Hello, dear friend, you can consult us at any time if you have any questions, add WeChat: daixieit

SOCIAL ANALYTICS
Assignment I: Who should Rebecca Engage with on Twitter?

Dr. Qi Deng

PART A (7 points)

OVERVIEW

Rebecca Lipstein is the Councilor of the Kitchissippi Ward in Ottawa. She is active on social media and would like to use Twitter to help promote a sustainability initiative within the ward (note: this is a made-up initiative for this assignment). Currently the Councilor has many twitter followers but she would like to ensure that her new initiative has the greatest reach and engagement possible.

Provided to you are several sources of data for your analysis.

DATASET

NoLipsteinConversationEdges.csv (You can download from Brightspace under Assignment 1)

This a data set detailing some twitter activity using keywords relevant to the Kitchissippi Ward. This data set only includes the “replies to” and “mention” edges. This data has been cleansed of twitter users who already ‘follow’ or are ‘followed by’ Councilor Lipstein. Thus, the data hopefully reflects conversations among people relevant to the Kitchissippi Ward who Councilor Lipstein has no social media connection to. Additionally, based on the keyword search used there may, or may not be, irrelevant data in the data set (data that has nothing to do ward or city of Ottawa activity). Further please note that some of the data is real and some has been fabricated for the purposes of this assignment. Interpretation of the data is as follows: The ‘source’ twitter user either ‘mentions’ or ‘replies to’ the ‘target’ twitter user.

TASKS

Perform the following steps on the data. Anything in RED requires you to take an action which results in an artefact to be included in your assignment submission.

1. Import the data set into Gephi as a directed graph (you can have Gephi automatically create the nodes).

2. Filter the data set so that you are only initially focusing on ‘Replies to’ relationships, ie. Get rid of the ‘mention’ edges (0.25 points)

3. Add an additional filter(s) to get rid of the disconnected nodes (0.25 points)

4. Run ‘modularity’ and other basic statistics we have discussed in class.
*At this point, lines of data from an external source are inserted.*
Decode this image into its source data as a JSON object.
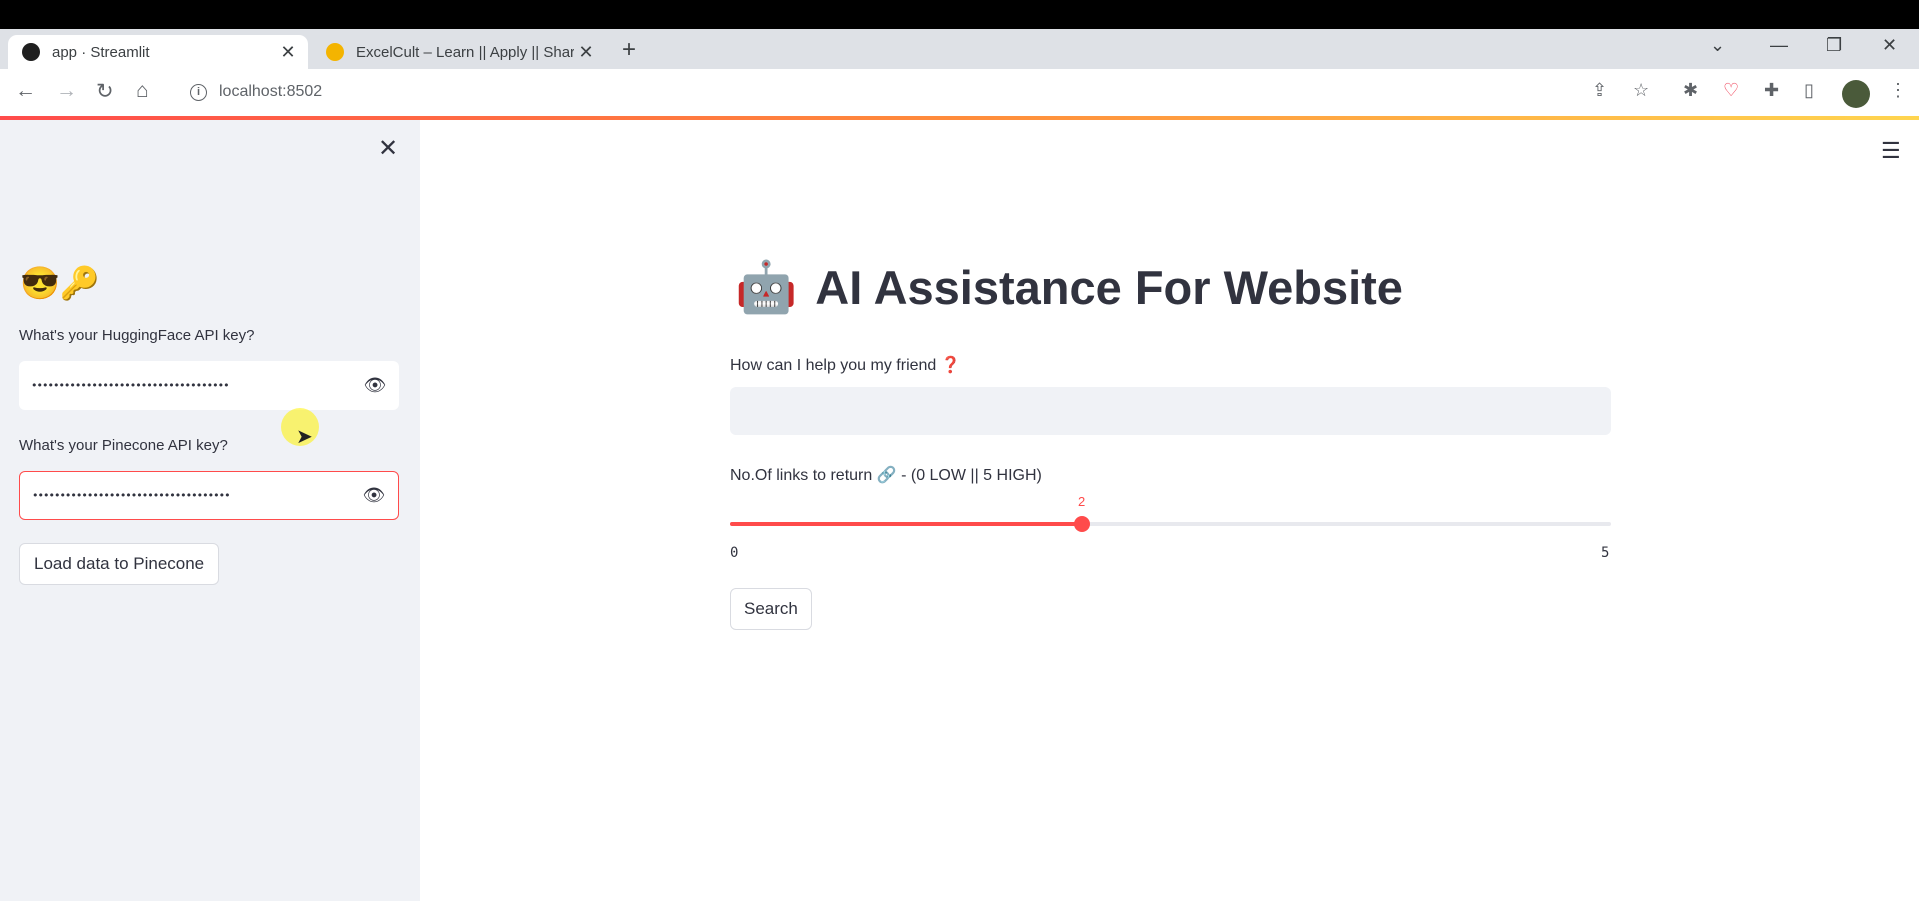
{
  "browser": {
    "tabs": [
      {
        "label": "app · Streamlit",
        "active": true
      },
      {
        "label": "ExcelCult – Learn || Apply || Share",
        "active": false
      }
    ],
    "address": "localhost:8502",
    "icons": {
      "back": "back-arrow-icon",
      "forward": "forward-arrow-icon",
      "reload": "reload-icon",
      "home": "home-icon",
      "share": "share-icon",
      "bookmark": "star-icon",
      "extensions": "puzzle-icon"
    },
    "colors": {
      "accent": "#ff4b4b"
    }
  },
  "sidebar": {
    "emoji": "😎🔑",
    "hf_label": "What's your HuggingFace API key?",
    "hf_value": "••••••••••••••••••••••••••••••••••••",
    "pinecone_label": "What's your Pinecone API key?",
    "pinecone_value": "••••••••••••••••••••••••••••••••••••",
    "load_button": "Load data to Pinecone"
  },
  "main": {
    "robot_emoji": "🤖",
    "title": "AI Assistance For Website",
    "question_label": "How can I help you my friend ❓",
    "question_value": "",
    "slider": {
      "label": "No.Of links to return 🔗 - (0 LOW || 5 HIGH)",
      "value": 2,
      "min": 0,
      "max": 5,
      "value_text": "2",
      "min_text": "0",
      "max_text": "5"
    },
    "search_button": "Search"
  }
}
Attempt to get ~8 clusters

5. Format your graph so that your clusters are colored (0.25 points)

6. Size your nodes based on how often a user is ‘replied to’ (replied to more often should be larger) (0.25 points)

7. For each of the 5 largest clusters in your network, do the following (1 points):

a) Identify the top “replied to” twitter user (who was replied to the most)

b) Based on this identification describe what seems to be the main topic(s) this user is getting “replied to” about (you will need to read the actual tweets in the data laboratory)
8. Create 1 or 2 appealing SNA graphs that capture the above analysis. For each graph, please do two screen captures (1 points):

a) The graph itself

b) Appearance tab, with the ranking of the size of nodes showing; the context tab; filter tab with an expanded view of the filters showing. To do this, close the graph window, then resize other windows so all requested information is visible. An example is shown below (note this is not based on the assignment data).